In an industry crippled by scepticism and consumer doubt, this is a precarious position for FinTech innovators. A recent survey by Bumberg Capital, a San Francisco-based venture capital firm, found that:
- 70% of those surveyed believe that ‘new solutions such as digital banking, online lending, payments and financial services, are making financial transactions easier than ever’,
- 65% of those surveyed agree that ‘FinTech levels the playing field by providing access to services previously only available to the wealthy’, however;
- 72% of those surveyed ‘listed security as something they worry about with the new banking services online and they are not completely confident their financial information is secure or private’.
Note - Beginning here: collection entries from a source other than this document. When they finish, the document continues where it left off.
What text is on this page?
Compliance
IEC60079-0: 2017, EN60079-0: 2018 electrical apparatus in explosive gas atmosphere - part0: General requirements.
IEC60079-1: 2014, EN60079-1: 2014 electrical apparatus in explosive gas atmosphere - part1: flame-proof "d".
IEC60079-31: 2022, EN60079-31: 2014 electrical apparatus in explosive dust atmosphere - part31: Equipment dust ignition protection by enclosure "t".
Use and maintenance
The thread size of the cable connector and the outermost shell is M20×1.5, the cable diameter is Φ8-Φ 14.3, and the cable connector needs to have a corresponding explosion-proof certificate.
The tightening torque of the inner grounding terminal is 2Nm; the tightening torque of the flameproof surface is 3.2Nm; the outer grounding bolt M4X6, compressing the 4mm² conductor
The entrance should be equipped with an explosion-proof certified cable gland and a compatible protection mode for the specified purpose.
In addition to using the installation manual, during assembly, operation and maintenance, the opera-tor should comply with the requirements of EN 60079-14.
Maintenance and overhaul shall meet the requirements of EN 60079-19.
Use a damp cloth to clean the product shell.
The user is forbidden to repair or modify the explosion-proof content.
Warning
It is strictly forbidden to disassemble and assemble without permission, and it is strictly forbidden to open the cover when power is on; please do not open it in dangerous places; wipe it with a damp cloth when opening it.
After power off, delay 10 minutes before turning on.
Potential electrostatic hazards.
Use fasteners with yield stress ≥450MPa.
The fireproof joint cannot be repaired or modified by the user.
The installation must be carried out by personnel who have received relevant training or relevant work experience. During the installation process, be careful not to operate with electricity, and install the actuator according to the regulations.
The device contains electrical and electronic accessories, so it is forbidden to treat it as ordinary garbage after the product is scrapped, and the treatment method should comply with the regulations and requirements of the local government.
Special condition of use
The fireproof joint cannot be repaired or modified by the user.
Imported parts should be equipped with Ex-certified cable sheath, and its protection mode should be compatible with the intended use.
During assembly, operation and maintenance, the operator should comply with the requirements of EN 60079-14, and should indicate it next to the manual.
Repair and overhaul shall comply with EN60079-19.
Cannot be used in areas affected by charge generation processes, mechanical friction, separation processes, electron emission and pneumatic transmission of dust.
The implications are clear. FinTech firms are widely regarded to provide genuine solutions to traditional banking and payment systems, but their public perception is one of vague distrust.
Financial services regulation is crucial to the growth of the FinTech industry.
Not only does regulation protect the end-user from unscrupulous start-ups and innocent failures, but, if done correctly, can foster a truly competitive environment while re-establishing public confidence in the sector and increasing the regulator's understanding of innovative solutions.
The right regulation
The United Kingdom’s Financial Conduct Authority (FCA) is the regulatory body for Great Britain and Northern Ireland, and leads the way in championing a liberal approach to regulation, with a strong focus on promoting both innovation and competition.
The ‘regulatory sandbox’ initiative is part of the FCA’s Project Innovate, and is promoted as a safe space for companies to test propositions that have not previously been offered in the UK.
It allows innovative firms to work with their regulator to trial products in a live environment, promiting effective innovation and competition by allowing FinTech firms to skip the traditional routes to regulatory certainty.
Products are tested in a live, but regulated, environment against real-world rules where, if the product or service fails, there are no consequences for the consumer or the innovator – in this instance, the FCA provides feedback so the innovator can make the necessary changes, and the product can be tested again.
This is a marked improvement on the status quo – as firms can often lose their market advantage whilst working through a rigorous authorisation process – and has been held up as an example from which regulatory bodies across the world can learn.
Indeed, Singapore, Hong Kong and Australia employ similarly agile regulatory systems. The United States Office of the Controller of the Currency (OCC) recently stated it is moving to establish a framework for ‘responsible innovation’.
The ‘regulatory sandbox’ is a prime example of the effective regulation that FinTechs and RegTechs require, and it’s far better than the alternative.
A dire alternative
Lax regulation would permit a faulty product to enter the marketplace, where it would fail (and early adopters would lose their money), whilst excessive regulation would prohibit the product from ever entering the marketplace (with the potential innovation lost forever).
It is, in this sense, that regulation stands out as possibly the single greatest challenge facing FinTechs and RegTechs, and the reason why regulation is crucial to FinTech. For, so long as the regulatory frameworks laid down by governing bodies remain excessive and/or out of touch, then firms and their products will continue to struggle.
While the FCA strives for constant improvement, it often seems destined to fall short as regulators of its size are rarely nimble enough to keep up with the advent of endlessly new technologies.
Nevertheless, both Project Innovate and the ‘regulatory sandbox’ provide a robust model of liberal, effective regulation that international regulators should strive to not only emulate, but exceed.